最近、野口体操教室では、呼吸のやり方がテーマとなっている。その中でこんな言葉を教わった。中国のことわざらしい。


「衆人は喉で呼吸し、哲人は背骨で呼吸し、真人は踵で呼吸する」


普通の人(衆人)は「喉」で呼吸する。これは、確かにそうである。一般的な呼吸のイメージといってよいだろう。


そして、それよりも高いレベルの人(哲人)は「背骨」を使って呼吸するという。肋骨は背骨の胸椎についているから、背骨が柔らかく使えれば、肋骨も自由度が増す。また、横隔膜も腰椎についており、背骨が楽になれば、横隔膜が使え、空気の出入りが楽になるということだろう。いわゆる腹式や胸式呼吸が楽にできるということか。
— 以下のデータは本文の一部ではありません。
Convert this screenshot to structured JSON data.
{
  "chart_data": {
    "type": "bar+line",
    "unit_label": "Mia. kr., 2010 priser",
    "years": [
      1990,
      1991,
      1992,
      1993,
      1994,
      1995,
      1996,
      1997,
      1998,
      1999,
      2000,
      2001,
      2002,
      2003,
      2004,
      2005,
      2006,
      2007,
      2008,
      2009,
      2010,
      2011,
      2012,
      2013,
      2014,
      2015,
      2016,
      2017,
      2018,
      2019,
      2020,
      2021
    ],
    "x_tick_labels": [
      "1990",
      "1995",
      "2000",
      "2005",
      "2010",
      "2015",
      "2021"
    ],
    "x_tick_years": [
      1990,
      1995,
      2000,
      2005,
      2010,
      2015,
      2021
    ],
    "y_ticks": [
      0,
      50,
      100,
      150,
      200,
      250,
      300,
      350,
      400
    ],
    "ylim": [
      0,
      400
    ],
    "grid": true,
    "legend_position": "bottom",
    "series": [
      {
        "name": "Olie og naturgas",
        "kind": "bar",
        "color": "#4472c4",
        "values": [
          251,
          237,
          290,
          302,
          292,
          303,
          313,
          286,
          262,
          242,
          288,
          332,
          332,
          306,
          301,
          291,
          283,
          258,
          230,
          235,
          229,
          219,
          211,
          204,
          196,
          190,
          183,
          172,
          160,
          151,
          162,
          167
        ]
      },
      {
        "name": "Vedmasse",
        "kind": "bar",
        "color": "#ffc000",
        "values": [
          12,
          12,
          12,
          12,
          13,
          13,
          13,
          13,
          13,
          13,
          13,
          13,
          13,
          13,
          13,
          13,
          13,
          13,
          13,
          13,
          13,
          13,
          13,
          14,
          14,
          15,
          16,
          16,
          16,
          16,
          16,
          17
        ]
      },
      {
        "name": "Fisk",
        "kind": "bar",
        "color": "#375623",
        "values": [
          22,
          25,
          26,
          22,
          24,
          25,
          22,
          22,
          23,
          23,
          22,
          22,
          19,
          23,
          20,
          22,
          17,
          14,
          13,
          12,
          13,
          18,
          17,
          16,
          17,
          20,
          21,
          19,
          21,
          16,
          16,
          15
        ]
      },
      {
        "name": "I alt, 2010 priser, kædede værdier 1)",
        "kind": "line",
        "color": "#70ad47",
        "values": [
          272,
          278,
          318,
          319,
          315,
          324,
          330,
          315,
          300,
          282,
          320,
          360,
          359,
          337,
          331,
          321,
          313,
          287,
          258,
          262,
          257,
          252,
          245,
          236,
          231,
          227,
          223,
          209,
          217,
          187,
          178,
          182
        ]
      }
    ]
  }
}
そして、さらに上のレベル(真人)は「踵」で呼吸するという。もちろん実際には、踵から息を吸うわけではなく、意識がそこにあるということだ。ここでは、「踵」と言っているが、これは解剖学的な意味での踵ではなく、おそらく足裏全体のことを言っているのではないか。足裏がしっかりと床(地面)を捉えている状態での呼吸ということだろう。



足裏は体重を支える部分である。ここが床(地面)にしっかりとついているということは、余計な力が抜けて、その重さを足裏で受け止めているということ。すなわち身体のバランスが取れて理想的な状態であるということである。


また、野口体操では、「地球の中心」に働きかける動きがでてくるのだが、その地球の中心と人体との接点になるところが、この足裏なのだ。足裏を通して地球の中心からエネルギーをもらう。足裏は関所の様なところなのである。


いわゆる腹式呼吸でも足裏を使うのと使わないのとでは、その深さや気持ちよさも全く異なる。椅子に座って呼吸を使ってリラクゼーションなどをやるときでも、足を上げるのと、床につけておくのでは呼吸が全然違ったものになる。面白いものだ。